We have all experienced disconnect, disharmony, or emotional pain in relationship. And when we do, it typically causes us to feel stress, and our ingrained and primitive response is to “fight or flee.” To move against the other with irritation, defensiveness, impatience, anger, judgement, or aggression. Or, to move away from the other with withdrawal, armoring, numbness, denial, repression, resignation, shutting down, and turning off. Unfortunately, this only serves to perpetuate disharmony with our partner and, more importantly, further disconnects us from our ability to be authentic and intimate with our selves.
The ancient systems of meditation and yoga teach us to embrace all of our experiences as opportunities to expand our consciousness and to awaken to our true nature.
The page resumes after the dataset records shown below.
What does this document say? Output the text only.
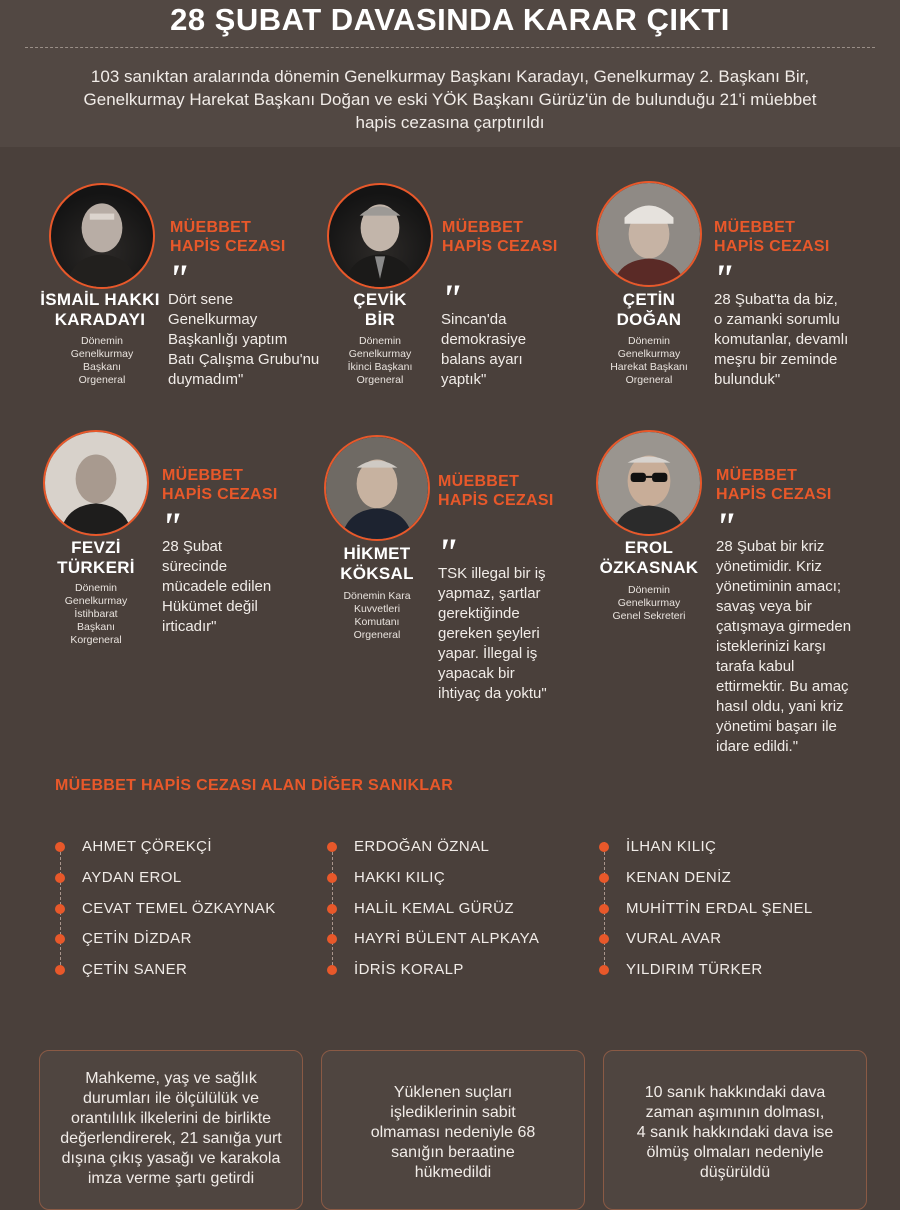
28 ŞUBAT DAVASINDA KARAR ÇIKTI
103 sanıktan aralarında dönemin Genelkurmay Başkanı Karadayı, Genelkurmay 2. Başkanı Bir, Genelkurmay Harekat Başkanı Doğan ve eski YÖK Başkanı Gürüz'ün de bulunduğu 21'i müebbet hapis cezasına çarptırıldı
MÜEBBET
HAPİS CEZASI
"
İSMAİL HAKKI
KARADAYI
Dönemin
Genelkurmay
Başkanı
Orgeneral
Dört sene
Genelkurmay
Başkanlığı yaptım
Batı Çalışma Grubu'nu
duymadım"
MÜEBBET
HAPİS CEZASI
"
ÇEVİK
BİR
Dönemin
Genelkurmay
İkinci Başkanı
Orgeneral
Sincan'da
demokrasiye
balans ayarı
yaptık"
MÜEBBET
HAPİS CEZASI
"
ÇETİN
DOĞAN
Dönemin
Genelkurmay
Harekat Başkanı
Orgeneral
28 Şubat'ta da biz,
o zamanki sorumlu
komutanlar, devamlı
meşru bir zeminde
bulunduk"
MÜEBBET
HAPİS CEZASI
"
FEVZİ
TÜRKERİ
Dönemin
Genelkurmay
İstihbarat
Başkanı
Korgeneral
28 Şubat
sürecinde
mücadele edilen
Hükümet değil
irticadır"
MÜEBBET
HAPİS CEZASI
"
HİKMET
KÖKSAL
Dönemin Kara
Kuvvetleri
Komutanı
Orgeneral
TSK illegal bir iş
yapmaz, şartlar
gerektiğinde
gereken şeyleri
yapar. İllegal iş
yapacak bir
ihtiyaç da yoktu"
MÜEBBET
HAPİS CEZASI
"
EROL
ÖZKASNAK
Dönemin
Genelkurmay
Genel Sekreteri
28 Şubat bir kriz
yönetimidir. Kriz
yönetiminin amacı;
savaş veya bir
çatışmaya girmeden
isteklerinizi karşı
tarafa kabul
ettirmektir. Bu amaç
hasıl oldu, yani kriz
yönetimi başarı ile
idare edildi."
MÜEBBET HAPİS CEZASI ALAN DİĞER SANIKLAR
AHMET ÇÖREKÇİ
AYDAN EROL
CEVAT TEMEL ÖZKAYNAK
ÇETİN DİZDAR
ÇETİN SANER
ERDOĞAN ÖZNAL
HAKKI KILIÇ
HALİL KEMAL GÜRÜZ
HAYRİ BÜLENT ALPKAYA
İDRİS KORALP
İLHAN KILIÇ
KENAN DENİZ
MUHİTTİN ERDAL ŞENEL
VURAL AVAR
YILDIRIM TÜRKER
Mahkeme, yaş ve sağlık
durumları ile ölçülülük ve
orantılılık ilkelerini de birlikte
değerlendirerek, 21 sanığa yurt
dışına çıkış yasağı ve karakola
imza verme şartı getirdi
Yüklenen suçları
işlediklerinin sabit
olmaması nedeniyle 68
sanığın beraatine
hükmedildi
10 sanık hakkındaki dava
zaman aşımının dolması,
4 sanık hakkındaki dava ise
ölmüş olmaları nedeniyle
düşürüldü
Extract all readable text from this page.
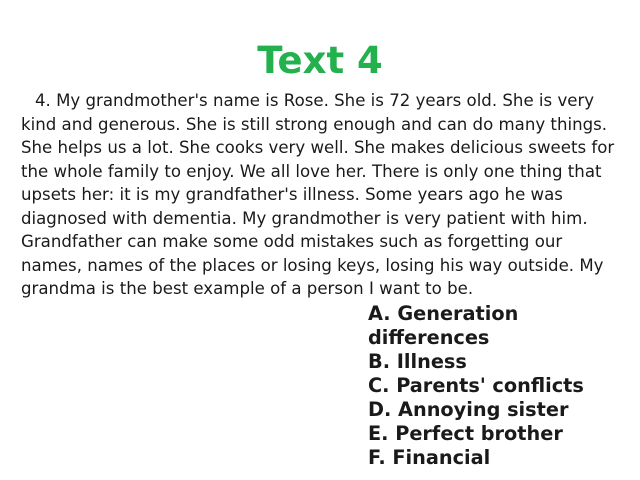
Text 4

4. My grandmother's name is Rose. She is 72 years old. She is very kind and generous. She is still strong enough and can do many things. She helps us a lot. She cooks very well. She makes delicious sweets for the whole family to enjoy. We all love her. There is only one thing that upsets her: it is my grandfather's illness. Some years ago he was diagnosed with dementia. My grandmother is very patient with him. Grandfather can make some odd mistakes such as forgetting our names, names of the places or losing keys, losing his way outside. My grandma is the best example of a person I want to be.

A. Generation differences
B. Illness
C. Parents' conflicts
D. Annoying sister
E. Perfect brother
F. Financial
We can learn to move toward pain, resistance, and disharmony – to acknowledge and nurture those blocks to intimacy, and to ultimately transform negative energy into positive results – a greater sense of aliveness, an integrated wholeness, and the ability to fully reconnect and express our true self… which leads to the ability to connect more deeply with others.
You were born full of aliveness, sensual awareness, joy, divine energy. Your true, innate nature is to be fully intimate and authentic. To love and accept yourself. To dwell in the fullness of your being; living in the moment and expressing yourself freely. But then, you began to learn from and be re-patterned by the people and culture around you. You learned which behaviors brought acceptance, approval, and love; and which brought rejection, disapproval, and pain. You likely began to learn to hide and deny parts of yourself that were not acceptable to your parents, your family, friends, society and, most importantly, you began to hide and deny your true self.
You can learn to acknowledge and embrace the very things you may be afraid of facing. To unlock the energy required to keep parts of your self hidden. You can practice the art of conscious relationship – bringing awareness and intention into the moment; naming, healing, and releasing fears; and, identifying truth and communicating what you want. You can also learn to listen well to another’s truth, to receive that truth without judgment, projection, or resistance.
When you cultivate this art of giving and receiving truth, of expressing in the moment your deepest and most important feelings, you create more energy and aliveness, and establish a bond of authenticity and trust with yourself and with your partner. You rediscover the freedom to experience the full range of human emotion and the full spectrum of experiencing being in a vulnerable human body with a tender human heart.
You can open to the magnificence of your true nature. You can restore yourself to wholeness. You can become transparent. Where nothing is hidden, nothing is denied. Not even the parts of yourself that you didn’t want to look at or acknowledge. In fact, this is your birthright. As you choose to be more visible to yourself and others, you become more authentic. As you practice, you open to that innate place within yourself that accepts all of who you are, and surrenders to potential magic of each interaction and experience with your self and with another.